En outre-mer aussi, le gouvernement accélère la cadence du changement: pour lutter contre la vie chère, des réformes de l'organisation de ces économies insulaires ont été présentées mercredi en Conseil des ministres avec comme objectif "des baisses de prix effectives".
A l'origine de graves incidents entre manifestants et forces de l'ordre, notamment en 2009 en Guadeloupe et en Martinique, le coût de la vie est le talon d'Achille des départements et collectivités d'outre-mer: selon l'Insee, le revenu disponible des ménages qui y vivent est en moyenne inférieur de 35% à la métropole, mais les produits alimentaires y sont entre 30 et 50% plus élevés. D'autres produits de grande consommation sont dans la même situation.
Mercredi, le ministre des Outre-mer Victorin Lurel a présenté un projet de loi devant "rétablir une concurrence effective" dans les économies locales, marquées par la prépondérance de grands groupes et les monopoles.
Le gouvernement est décidé de changer de braquet: alors qu'il misait sur une adoption définitive de la réforme au printemps, il a finalement décidé que le texte serait débattu au Sénat dès le 28 septembre, en session extraordinaire, en vue de son "adoption définitive d'ici la fin 2012", a annoncé M. Lurel à la presse.
A la différence de tous ses prédécesseurs selon lui, le gouvernement de Jean-Marc Ayrault entend "s'attaquer véritablement aux structures" de la formation des prix et apporter "des solutions durables aux dysfonctionnements". "On peut se poser moult questions sur les marges" des opérateurs, en raison d'"écarts inexpliqués" de prix entre l'outre-mer et la métropole, a déclaré M. Lurel.
"Il y a des monopoles de fait dans la distribution, il faut les supprimer", avait réclamé en juillet dernier le parlementaire Jean-Pierre Sueur, à la tête d'une mission sénatoriale sur La Réunion et Mayotte.
Concrètement, la loi permettra au gouvernement de "prendre par décret des mesures de régulation des marchés de gros et de la chaîne logistique, afin de défendre l'intérêt des consommateurs".
Pour s'attaquer aux monopoles, elle créera pour l'outre-mer une nouvelle "infraction de concurrence" pour "réprimer les accords exclusifs d'importation", sauf lorsqu'il est prouvé qu'ils profitent au consommateur.
M. Lurel a souhaité que les collectivités d'outre-mer puissent, si tel est leur intérêt, "s'émanciper de la métropole et de l'Europe", d'où vient la quasi-totalité des importations.
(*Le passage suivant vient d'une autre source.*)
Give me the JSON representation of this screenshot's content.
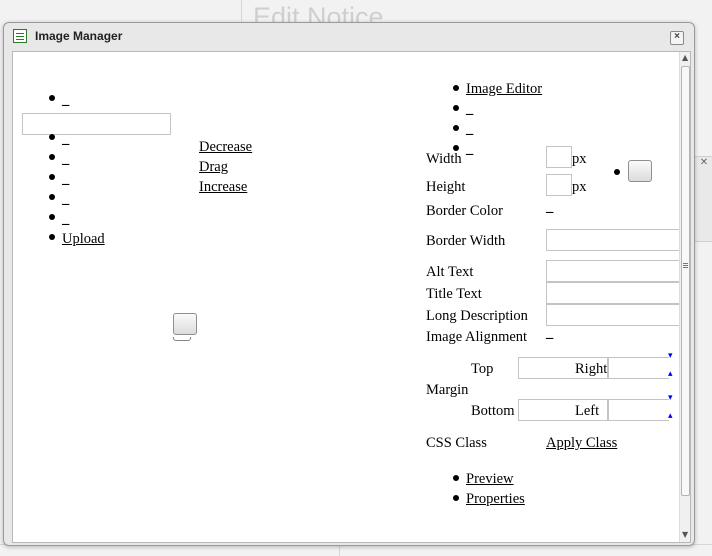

La Réunion pourrait par exemple importer d'Afrique du sud, a-t-il avancé.
D'autre part, la nouvelle législation abaissera "le seuil pour le contrôle des concentrations dans le commerce de détail, ce qui permettra de contrôler la plupart des opérations portant sur des surfaces de vente supérieures à 600 m2".
Dans le secteur de la grande distribution, elle dote l'Autorité de la concurrence du pouvoir d'adresser aux opérateurs des "injonctions structurelles, pouvant aller, après procédure contradictoire, jusqu'à la cession de surface".
Cette clause, a reconnu Victorin Lurel, "a déclenché l'ire de socio-professionnels". Ce n'est qu'"une arme de dissuasion", a-t-il dit, tablant sur "la concertation" pour que l'on n'en vienne pas à cette extrémité.
Dernière innovation, cette autorité de la concurrence - celle qui existe déjà dans l'Hexagone - pourra être saisie par les collectivités territoriales.
Par ailleurs, pour ce qui concerne spécifiquement les carburants, le gouvernement a chargé les préfets outre-mer de préparer un dispositif calqué sur celui de la métropole pour faire baisser les prix à la pompe.